Le serious game qui intègre une intelligence artificielle est destiné à renforcer la marque employeur du groupe en faisant découvrir la culture d’entreprise et les différents enjeux du groupe : l’achat et la commercialisation vers différents types de clients, la recherche et le développement des transports de demain et les métiers de sa supply chain. D’une durée de 10 à 12 minutes, le jeu s’ouvre sur une chasse aux indices au travers de trois environnements : le point de vente, le laboratoire et l’usine innovante. L’intelligence artificielle guide le joueur qui va tenter de résoudre trois énigmes et quinze défis.
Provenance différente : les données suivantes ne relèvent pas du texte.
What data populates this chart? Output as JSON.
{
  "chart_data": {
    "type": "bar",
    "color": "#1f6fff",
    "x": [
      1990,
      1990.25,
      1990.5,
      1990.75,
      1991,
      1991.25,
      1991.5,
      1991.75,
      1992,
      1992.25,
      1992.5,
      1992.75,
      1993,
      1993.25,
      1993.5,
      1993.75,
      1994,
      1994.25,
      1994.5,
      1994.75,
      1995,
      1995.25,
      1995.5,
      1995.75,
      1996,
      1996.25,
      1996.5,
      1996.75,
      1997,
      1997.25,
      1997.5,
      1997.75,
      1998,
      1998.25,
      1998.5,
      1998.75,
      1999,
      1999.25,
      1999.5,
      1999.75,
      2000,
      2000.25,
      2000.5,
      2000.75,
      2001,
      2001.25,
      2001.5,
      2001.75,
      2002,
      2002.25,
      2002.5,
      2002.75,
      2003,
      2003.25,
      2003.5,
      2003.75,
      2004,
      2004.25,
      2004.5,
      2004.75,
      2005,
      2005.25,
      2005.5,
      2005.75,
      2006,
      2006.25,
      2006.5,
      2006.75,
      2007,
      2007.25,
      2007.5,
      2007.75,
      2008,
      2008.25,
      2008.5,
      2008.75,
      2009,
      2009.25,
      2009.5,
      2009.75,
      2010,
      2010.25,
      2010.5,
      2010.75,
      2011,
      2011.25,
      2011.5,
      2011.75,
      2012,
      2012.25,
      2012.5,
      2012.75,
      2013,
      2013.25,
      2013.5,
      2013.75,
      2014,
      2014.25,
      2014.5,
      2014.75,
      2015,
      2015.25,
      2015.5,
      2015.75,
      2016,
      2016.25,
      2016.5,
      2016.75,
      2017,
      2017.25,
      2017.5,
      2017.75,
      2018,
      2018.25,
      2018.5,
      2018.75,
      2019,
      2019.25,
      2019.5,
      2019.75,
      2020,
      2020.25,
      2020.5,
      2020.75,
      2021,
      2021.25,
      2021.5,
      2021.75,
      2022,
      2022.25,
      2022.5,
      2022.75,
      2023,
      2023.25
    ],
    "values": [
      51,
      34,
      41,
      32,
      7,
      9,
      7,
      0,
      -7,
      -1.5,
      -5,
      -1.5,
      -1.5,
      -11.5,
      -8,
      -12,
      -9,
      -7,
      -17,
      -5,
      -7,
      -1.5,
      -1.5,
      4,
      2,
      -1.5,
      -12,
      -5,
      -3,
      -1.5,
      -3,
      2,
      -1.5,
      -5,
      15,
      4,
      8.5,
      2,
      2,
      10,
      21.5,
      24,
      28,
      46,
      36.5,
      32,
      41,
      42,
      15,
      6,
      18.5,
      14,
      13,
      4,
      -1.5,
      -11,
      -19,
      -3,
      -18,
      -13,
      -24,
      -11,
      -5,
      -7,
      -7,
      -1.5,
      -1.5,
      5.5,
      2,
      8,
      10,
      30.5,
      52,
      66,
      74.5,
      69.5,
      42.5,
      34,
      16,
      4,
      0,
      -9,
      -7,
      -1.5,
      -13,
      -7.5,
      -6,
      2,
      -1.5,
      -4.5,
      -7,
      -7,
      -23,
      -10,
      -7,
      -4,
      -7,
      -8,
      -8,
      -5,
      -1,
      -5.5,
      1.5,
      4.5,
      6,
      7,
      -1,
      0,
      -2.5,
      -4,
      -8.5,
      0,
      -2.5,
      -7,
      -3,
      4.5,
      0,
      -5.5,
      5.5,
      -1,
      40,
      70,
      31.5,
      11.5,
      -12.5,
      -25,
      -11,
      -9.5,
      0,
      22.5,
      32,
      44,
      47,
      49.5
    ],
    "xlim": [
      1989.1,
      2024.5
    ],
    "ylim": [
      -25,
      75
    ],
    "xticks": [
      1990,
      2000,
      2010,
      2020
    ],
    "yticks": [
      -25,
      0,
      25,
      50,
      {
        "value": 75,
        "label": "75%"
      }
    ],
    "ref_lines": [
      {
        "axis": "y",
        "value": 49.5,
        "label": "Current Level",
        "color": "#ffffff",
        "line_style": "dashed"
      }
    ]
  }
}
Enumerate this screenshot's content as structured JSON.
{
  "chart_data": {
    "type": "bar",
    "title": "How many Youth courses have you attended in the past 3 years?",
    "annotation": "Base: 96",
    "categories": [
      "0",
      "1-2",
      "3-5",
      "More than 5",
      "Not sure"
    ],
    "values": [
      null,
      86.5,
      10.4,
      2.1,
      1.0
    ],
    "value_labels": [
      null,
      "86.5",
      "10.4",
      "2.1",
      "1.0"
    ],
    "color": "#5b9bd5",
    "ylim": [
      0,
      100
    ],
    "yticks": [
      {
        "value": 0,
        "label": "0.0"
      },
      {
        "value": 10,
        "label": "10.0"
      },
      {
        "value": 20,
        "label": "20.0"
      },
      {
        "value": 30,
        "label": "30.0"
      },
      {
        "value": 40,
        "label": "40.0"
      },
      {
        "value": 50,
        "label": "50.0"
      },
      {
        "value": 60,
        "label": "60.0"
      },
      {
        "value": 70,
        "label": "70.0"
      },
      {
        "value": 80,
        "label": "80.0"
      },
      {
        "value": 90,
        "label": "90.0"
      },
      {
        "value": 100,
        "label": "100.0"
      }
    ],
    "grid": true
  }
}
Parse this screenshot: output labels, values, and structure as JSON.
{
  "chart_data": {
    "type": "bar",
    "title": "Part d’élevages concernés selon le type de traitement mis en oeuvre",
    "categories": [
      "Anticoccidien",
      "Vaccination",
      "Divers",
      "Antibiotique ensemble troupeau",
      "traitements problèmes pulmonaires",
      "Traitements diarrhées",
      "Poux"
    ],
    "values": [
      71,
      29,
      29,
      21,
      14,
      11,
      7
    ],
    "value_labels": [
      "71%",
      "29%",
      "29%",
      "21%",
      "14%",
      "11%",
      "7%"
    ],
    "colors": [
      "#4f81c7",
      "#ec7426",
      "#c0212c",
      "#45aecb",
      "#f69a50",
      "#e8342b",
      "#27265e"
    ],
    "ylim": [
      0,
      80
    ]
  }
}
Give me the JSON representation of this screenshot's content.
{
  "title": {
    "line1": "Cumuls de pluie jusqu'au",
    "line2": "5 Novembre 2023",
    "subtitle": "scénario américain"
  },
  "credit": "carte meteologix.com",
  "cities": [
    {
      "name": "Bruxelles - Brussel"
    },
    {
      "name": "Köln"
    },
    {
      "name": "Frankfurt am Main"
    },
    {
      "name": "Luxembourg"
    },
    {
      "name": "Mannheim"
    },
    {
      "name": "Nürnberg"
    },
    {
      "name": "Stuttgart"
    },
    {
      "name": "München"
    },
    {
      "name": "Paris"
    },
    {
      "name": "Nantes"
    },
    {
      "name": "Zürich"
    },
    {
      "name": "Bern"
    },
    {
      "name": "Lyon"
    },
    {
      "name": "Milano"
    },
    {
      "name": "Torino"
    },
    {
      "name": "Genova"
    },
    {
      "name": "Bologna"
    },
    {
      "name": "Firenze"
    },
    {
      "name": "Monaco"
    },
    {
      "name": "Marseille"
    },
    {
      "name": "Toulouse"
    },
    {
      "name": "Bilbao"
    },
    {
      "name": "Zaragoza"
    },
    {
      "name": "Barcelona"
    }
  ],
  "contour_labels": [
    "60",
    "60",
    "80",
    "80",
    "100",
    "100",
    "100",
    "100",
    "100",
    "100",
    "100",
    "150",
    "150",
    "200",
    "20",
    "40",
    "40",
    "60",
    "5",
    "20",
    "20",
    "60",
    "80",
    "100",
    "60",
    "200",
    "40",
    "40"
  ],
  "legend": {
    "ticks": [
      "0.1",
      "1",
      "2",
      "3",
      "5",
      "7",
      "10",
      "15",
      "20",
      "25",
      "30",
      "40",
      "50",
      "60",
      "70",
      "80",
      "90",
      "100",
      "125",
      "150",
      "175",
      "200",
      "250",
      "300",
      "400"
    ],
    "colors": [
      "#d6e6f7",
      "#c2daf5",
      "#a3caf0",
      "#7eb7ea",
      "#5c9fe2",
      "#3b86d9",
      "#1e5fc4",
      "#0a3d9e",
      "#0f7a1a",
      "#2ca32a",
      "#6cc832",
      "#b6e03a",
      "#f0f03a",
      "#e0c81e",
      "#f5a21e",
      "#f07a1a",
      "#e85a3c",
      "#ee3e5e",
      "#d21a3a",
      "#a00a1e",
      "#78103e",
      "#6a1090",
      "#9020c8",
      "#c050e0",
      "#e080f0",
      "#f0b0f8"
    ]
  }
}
Le jeu s’adresse en priorité aux jeunes diplômés et aux profils juniors et fait appel aux soft skills du participant (logique, agilité, imagination, etc).

Le jeu permet aussi de lever des fonds vers des associations que Saint-Gobain soutient. Au fur et à mesure que le compteur de points monte, le joueur peut débloquer un don vers l’association Habitat for Humanity en France.

La  « Renault Academy »

L’entreprise automobile multinationale a choisi de répondre à son besoin récurrent de formation des commerciaux par un serious game accessible partout dans le monde. Ainsi, le parcours de jeu forme aux différents entretiens de vente et typologies de clients. Le jeu existe dans plus de vingt langues en auto-formation virtuelle et en formation présentielle.

« Sauve une vie » initie aux premiers secours

Cette vidéo interactive, développée par un organisme belge, est pensée pour inculquer les soins d’urgence à tout à chacun. Voici une manière rapide et flexible de former ses salariés aux premiers secours. Ici, la combinaison de l’acquisition des savoirs et la rapidité d’action requise équipe les participants des bons réflexes à appliquer dans une situation réelle.

Nanorider sensibilise à l’investissement dans l’innovation

Le jeu Nanorider développé par Grenoble Ecole de Management et le Cea Leti en 2013 vise à éduquer ses joueurs sur le rôle des nouvelles technologies dans l’entreprise, même les plus complexes. Sous forme d’un jeu de plateau, la formule implique plusieurs joueurs, chacun détenteur d’un titre (direction financier, marketing, directeur juridique, etc.). L’idée est de faire comprendre que chaque choix d’intégrer l’innovation dans l’entreprise est collectif malgré les différents impératifs de chaque partie prenante. L’innovation devient alors un enjeu commun à tous dans le sens où elle apporte une solution et de la valeur à tous les participants. Une proposition pragmatique pour se défaire idées reçues sur l’innovation dans le cadre de la transformation technologique, ce jeu permet de dépasser la complexité d’une nouvelle science pour se rendre compte de l’importance d’établir une culture d’entreprise ouverte à l’innovation pour pouvoir la pérenniser. 

 

Sous la promesse d’un moment ludique, les serious game apportent une véritable solution tangible au défi d’embaucher et de développer les bonnes compétences dans un monde du travail à l’évolution rapide. En plaçant les collaborateurs ou les candidats au cœur d’une problématique avec des mécanismes de jeu motivants et un parcours structuré, le serious game offre un environnement propice à l’apprentissage. Il crée aussi les conditions pour mener une réflexion autour de son employabilité. En somme, les jeux sérieux invitent à la fois les collaborateurs et les employeurs à se positionner et anticiper l’avenir du travail.